The race calendar for the 2022 season was announced in June 2021, with twenty-four races initially scheduled – up from eighteen that were held in 2021. The calendar featured several new events, including Tour de France Femmes. The Giro Donne also returned to the calendar, following promises of live television coverage. In September 2021, the Tour de Romandie Féminin was added to make a total of twenty-five races. The two Chinese races were cancelled in June 2022, making a total of twenty-three races.
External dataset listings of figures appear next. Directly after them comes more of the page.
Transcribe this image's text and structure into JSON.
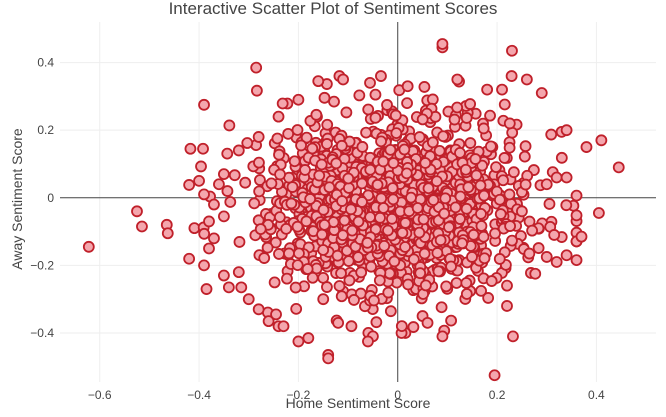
{
  "chart_data": {
    "type": "scatter",
    "title": "Interactive Scatter Plot of Sentiment Scores",
    "xlabel": "Home Sentiment Score",
    "ylabel": "Away Sentiment Score",
    "xlim": [
      -0.68,
      0.52
    ],
    "ylim": [
      -0.545,
      0.52
    ],
    "xticks": [
      -0.6,
      -0.4,
      -0.2,
      0,
      0.2,
      0.4
    ],
    "yticks": [
      -0.4,
      -0.2,
      0,
      0.2,
      0.4
    ],
    "xtick_labels": [
      "−0.6",
      "−0.4",
      "−0.2",
      "0",
      "0.2",
      "0.4"
    ],
    "ytick_labels": [
      "−0.4",
      "−0.2",
      "0",
      "0.2",
      "0.4"
    ],
    "grid": true,
    "zero_lines": true,
    "marker": {
      "fill": "#f4a6ad",
      "stroke": "#c0202a"
    },
    "series": [
      {
        "points": [
          [
            -0.622,
            -0.145
          ],
          [
            -0.525,
            -0.04
          ],
          [
            -0.515,
            -0.085
          ],
          [
            -0.465,
            -0.08
          ],
          [
            -0.463,
            -0.105
          ],
          [
            -0.4,
            0.05
          ],
          [
            -0.39,
            0.01
          ],
          [
            -0.392,
            0.145
          ],
          [
            -0.39,
            0.275
          ],
          [
            -0.385,
            -0.27
          ],
          [
            -0.38,
            -0.07
          ],
          [
            -0.35,
            -0.055
          ],
          [
            -0.34,
            -0.265
          ],
          [
            -0.315,
            -0.265
          ],
          [
            -0.285,
            0.385
          ],
          [
            -0.26,
            -0.365
          ],
          [
            -0.245,
            -0.345
          ],
          [
            -0.24,
            -0.38
          ],
          [
            -0.23,
            -0.38
          ],
          [
            -0.12,
            -0.37
          ],
          [
            -0.18,
            -0.415
          ],
          [
            -0.2,
            -0.425
          ],
          [
            -0.14,
            -0.465
          ],
          [
            -0.14,
            -0.475
          ],
          [
            -0.05,
            -0.41
          ],
          [
            -0.06,
            -0.425
          ],
          [
            0.05,
            -0.35
          ],
          [
            0.06,
            -0.37
          ],
          [
            0.09,
            -0.41
          ],
          [
            0.195,
            -0.525
          ],
          [
            0.232,
            -0.41
          ],
          [
            0.22,
            -0.32
          ],
          [
            0.22,
            -0.26
          ],
          [
            0.265,
            -0.165
          ],
          [
            0.3,
            -0.175
          ],
          [
            0.315,
            -0.11
          ],
          [
            0.32,
            -0.19
          ],
          [
            0.34,
            -0.17
          ],
          [
            0.37,
            -0.115
          ],
          [
            0.405,
            -0.045
          ],
          [
            0.25,
            -0.04
          ],
          [
            0.3,
            0.04
          ],
          [
            0.32,
            0.06
          ],
          [
            0.34,
            0.06
          ],
          [
            0.38,
            0.15
          ],
          [
            0.41,
            0.17
          ],
          [
            0.445,
            0.09
          ],
          [
            0.33,
            0.195
          ],
          [
            0.34,
            0.2
          ],
          [
            0.29,
            0.31
          ],
          [
            0.26,
            0.35
          ],
          [
            0.23,
            0.435
          ],
          [
            0.09,
            0.445
          ],
          [
            0.09,
            0.455
          ],
          [
            -0.16,
            0.345
          ],
          [
            -0.11,
            0.35
          ],
          [
            -0.2,
            0.29
          ],
          [
            -0.24,
            0.24
          ],
          [
            -0.28,
            0.18
          ],
          [
            -0.32,
            0.14
          ],
          [
            -0.35,
            0.07
          ],
          [
            -0.36,
            0.04
          ],
          [
            -0.37,
            -0.02
          ],
          [
            -0.37,
            -0.12
          ],
          [
            -0.38,
            -0.15
          ],
          [
            -0.39,
            -0.2
          ],
          [
            -0.35,
            -0.23
          ],
          [
            -0.32,
            -0.22
          ],
          [
            -0.3,
            -0.3
          ],
          [
            -0.28,
            -0.33
          ],
          [
            -0.15,
            -0.3
          ],
          [
            0.18,
            0.32
          ],
          [
            0.21,
            0.32
          ],
          [
            0.12,
            0.35
          ],
          [
            0.02,
            0.33
          ]
        ],
        "cluster": {
          "count": 1450,
          "center": [
            -0.005,
            -0.015
          ],
          "std_x": 0.13,
          "std_y": 0.125,
          "seed": 7
        }
      }
    ]
  }
}
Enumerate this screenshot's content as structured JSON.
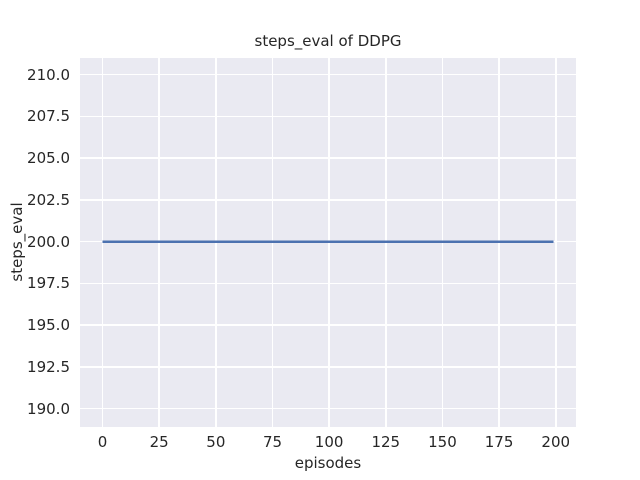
{
  "chart_data": {
    "type": "line",
    "title": "steps_eval of DDPG",
    "xlabel": "episodes",
    "ylabel": "steps_eval",
    "x_ticks": [
      0,
      25,
      50,
      75,
      100,
      125,
      150,
      175,
      200
    ],
    "x_tick_labels": [
      "0",
      "25",
      "50",
      "75",
      "100",
      "125",
      "150",
      "175",
      "200"
    ],
    "y_ticks": [
      190,
      192.5,
      195,
      197.5,
      200,
      202.5,
      205,
      207.5,
      210
    ],
    "y_tick_labels": [
      "190.0",
      "192.5",
      "195.0",
      "197.5",
      "200.0",
      "202.5",
      "205.0",
      "207.5",
      "210.0"
    ],
    "xlim": [
      -9.95,
      208.95
    ],
    "ylim": [
      188.9,
      211.0
    ],
    "grid": true,
    "legend_position": "none",
    "series": [
      {
        "name": "steps_eval",
        "x": [
          0,
          199
        ],
        "y": [
          200,
          200
        ],
        "color": "#4c72b0",
        "linewidth": 2.5
      }
    ]
  },
  "colors": {
    "figure_background": "#ffffff",
    "plot_background": "#eaeaf2",
    "gridline": "#ffffff",
    "text": "#262626"
  }
}
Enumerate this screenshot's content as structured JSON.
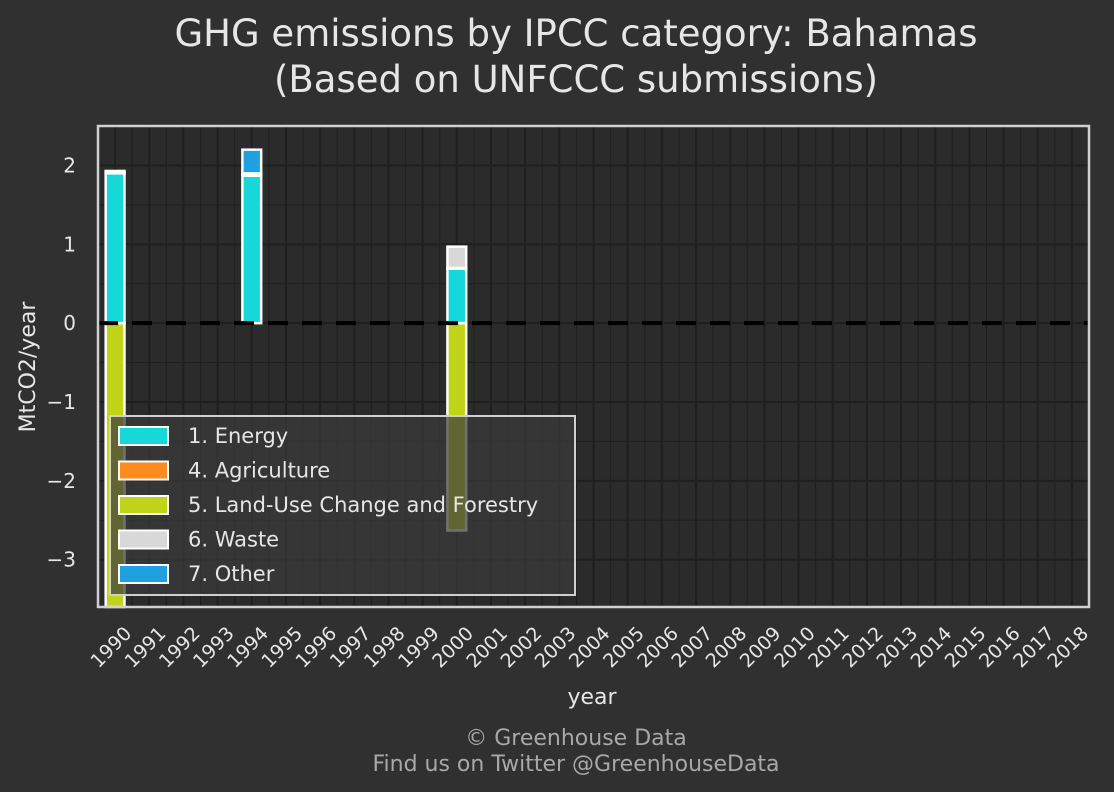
{
  "colors": {
    "background": "#303030",
    "panel": "#2b2b2b",
    "grid": "#1f1f1f",
    "frame": "#d0d0d0",
    "text": "#e6e6e6",
    "footer_text": "#a8a8a8",
    "zero_line": "#000000",
    "bar_outline": "#ffffff"
  },
  "chart_data": {
    "type": "bar",
    "stacked": true,
    "title": "GHG emissions by IPCC category: Bahamas",
    "subtitle": "(Based on UNFCCC submissions)",
    "xlabel": "year",
    "ylabel": "MtCO2/year",
    "ylim": [
      -3.6,
      2.5
    ],
    "yticks": [
      -3,
      -2,
      -1,
      0,
      1,
      2
    ],
    "grid": true,
    "legend_position": "bottom-left",
    "categories": [
      "1990",
      "1991",
      "1992",
      "1993",
      "1994",
      "1995",
      "1996",
      "1997",
      "1998",
      "1999",
      "2000",
      "2001",
      "2002",
      "2003",
      "2004",
      "2005",
      "2006",
      "2007",
      "2008",
      "2009",
      "2010",
      "2011",
      "2012",
      "2013",
      "2014",
      "2015",
      "2016",
      "2017",
      "2018"
    ],
    "series": [
      {
        "name": "1. Energy",
        "color": "#17d8d8",
        "values": [
          1.9,
          null,
          null,
          null,
          1.87,
          null,
          null,
          null,
          null,
          null,
          0.69,
          null,
          null,
          null,
          null,
          null,
          null,
          null,
          null,
          null,
          null,
          null,
          null,
          null,
          null,
          null,
          null,
          null,
          null
        ]
      },
      {
        "name": "4. Agriculture",
        "color": "#ff8a1f",
        "values": [
          0.01,
          null,
          null,
          null,
          0.01,
          null,
          null,
          null,
          null,
          null,
          0.01,
          null,
          null,
          null,
          null,
          null,
          null,
          null,
          null,
          null,
          null,
          null,
          null,
          null,
          null,
          null,
          null,
          null,
          null
        ]
      },
      {
        "name": "5. Land-Use Change and Forestry",
        "color": "#c2d41a",
        "values": [
          -3.6,
          null,
          null,
          null,
          null,
          null,
          null,
          null,
          null,
          null,
          -2.63,
          null,
          null,
          null,
          null,
          null,
          null,
          null,
          null,
          null,
          null,
          null,
          null,
          null,
          null,
          null,
          null,
          null,
          null
        ]
      },
      {
        "name": "6. Waste",
        "color": "#d8d8d8",
        "values": [
          0.02,
          null,
          null,
          null,
          0.02,
          null,
          null,
          null,
          null,
          null,
          0.27,
          null,
          null,
          null,
          null,
          null,
          null,
          null,
          null,
          null,
          null,
          null,
          null,
          null,
          null,
          null,
          null,
          null,
          null
        ]
      },
      {
        "name": "7. Other",
        "color": "#1fa0e0",
        "values": [
          null,
          null,
          null,
          null,
          0.3,
          null,
          null,
          null,
          null,
          null,
          null,
          null,
          null,
          null,
          null,
          null,
          null,
          null,
          null,
          null,
          null,
          null,
          null,
          null,
          null,
          null,
          null,
          null,
          null
        ]
      }
    ]
  },
  "footer": {
    "line1": "© Greenhouse Data",
    "line2": "Find us on Twitter @GreenhouseData"
  }
}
2022 UCI Women's World Tour
| Race | Date | First | Second | Third | Leader |
| ITA Strade Bianche Donne | 5 March | Lotte Kopecky (BEL) | Annemiek van Vleuten (NED) | Ashleigh Moolman (RSA) | Lotte Kopecky (BEL) |
| NED Ronde van Drenthe | 12 March | Lorena Wiebes (NED) | Elisa Balsamo (ITA) | Lotte Kopecky (BEL) |
| ITA Trofeo Alfredo Binda-Comune di Cittiglio | 20 March | Elisa Balsamo (ITA) | Sofia Bertizzolo (ITA) | Soraya Paladin (ITA) | Elisa Balsamo (ITA) |
| BEL Classic Brugge–De Panne | 24 March | Elisa Balsamo (ITA) | Lorena Wiebes (NED) | Marta Bastianelli (ITA) |
| BEL Gent–Wevelgem | 27 March | Elisa Balsamo (ITA) | Marianne Vos (NED) | Maria Giulia Confalonieri (ITA) |
| BEL Tour of Flanders | 3 April | Lotte Kopecky (BEL) | Annemiek van Vleuten (NED) | Chantal van den Broek-Blaak (NED) |
| NED Amstel Gold Race | 10 April | Marta Cavalli (ITA) | Demi Vollering (NED) | Liane Lippert (GER) |
| FRA Paris–Roubaix Femmes | 16 April | Elisa Longo Borghini (ITA) | Lotte Kopecky (BEL) | Lucinda Brand (NED) | Lotte Kopecky (BEL) |
| BEL La Flèche Wallonne Femmes | 20 April | Marta Cavalli (ITA) | Annemiek van Vleuten (NED) | Demi Vollering (NED) |
| BEL Liège–Bastogne–Liège Femmes | 24 April | Annemiek van Vleuten (NED) | Grace Brown (AUS) | Demi Vollering (NED) |
| ESP Itzulia Women | 13–15 May | Demi Vollering (NED) | Pauliena Rooijakkers (NED) | Kristen Faulkner (USA) |
| ESP Vuelta a Burgos Feminas | 19–22 May | Juliette Labous (FRA) | Évita Muzic (FRA) | Demi Vollering (NED) | Demi Vollering (NED) |
| GBR RideLondon Classique | 27–29 May | Lorena Wiebes (NED) | Elisa Balsamo (ITA) | Emma Norsgaard (DEN) | Lotte Kopecky (BEL) |
| GBR The Women's Tour | 6–11 June | Elisa Longo Borghini (ITA) | Grace Brown (AUS) | Katarzyna Niewiadoma (POL) |
| ITA Giro Donne | 30 June–10 July | Annemiek van Vleuten (NED) | Marta Cavalli (ITA) | Margarita Victoria García (ESP) | Elisa Balsamo (ITA) |
| FRA Tour de France Femmes | 24–31 July | Annemiek van Vleuten (NED) | Demi Vollering (NED) | Katarzyna Niewiadoma (POL) | Annemiek van Vleuten (NED) |
| SWE Postnord Vårgårda WestSweden TTT | 6 August | Trek–Segafredo | SD Worx | Team DSM |
| SWE Postnord Vårgårda WestSweden RR | 7 August | Audrey Cordon-Ragot (FRA) | Pfeiffer Georgi (GBR) | Valerie Demey (BEL) |
| NOR /DEN /SWE Tour of Scandinavia | 9–14 August | Cecilie Uttrup Ludwig (DEN) | Liane Lippert (GER) | Alexandra Manly (AUS) |
| FRA Classic Lorient Agglomération | 27 August | Margarita Victoria García (ESP) | Amber Kraak (NED) | Grace Brown (AUS) |
| NED Simac Ladies Tour | 30 August – 4 September | Lorena Wiebes (NED) | Audrey Cordon-Ragot (FRA) | Karlijn Swinkels (NED) |
| ESP Challenge by La Vuelta | 7–11 September | Annemiek van Vleuten (NED) | Elisa Longo Borghini (ITA) | Demi Vollering (NED) |
| SWI Tour de Romandie Féminin | 7–9 October | Ashleigh Moolman (RSA) | Annemiek van Vleuten (NED) | Elisa Longo Borghini (ITA) |

===Cancelled events===
Due to COVID-19-related logistical concerns raised by teams regarding travel to Australia (including strict quarantine requirements), the Cadel Evans Great Ocean Road Race was cancelled. In June 2022, the planned Chinese races (Tour of Chongming Island and Tour of Guangxi) were cancelled as the organisers did not wish to stage the events due to the COVID-19 pandemic in mainland China.

==Teams==
The fourteen Women's WorldTeams were automatically invited to compete in events, with the three best 2021 UCI Women's Continental Teams (Ceratizit–WNT Pro Cycling, Parkhotel Valkenburg and Valcar–Travel & Service) also invited automatically. Other Continental women's teams were invited by the organisers of each race.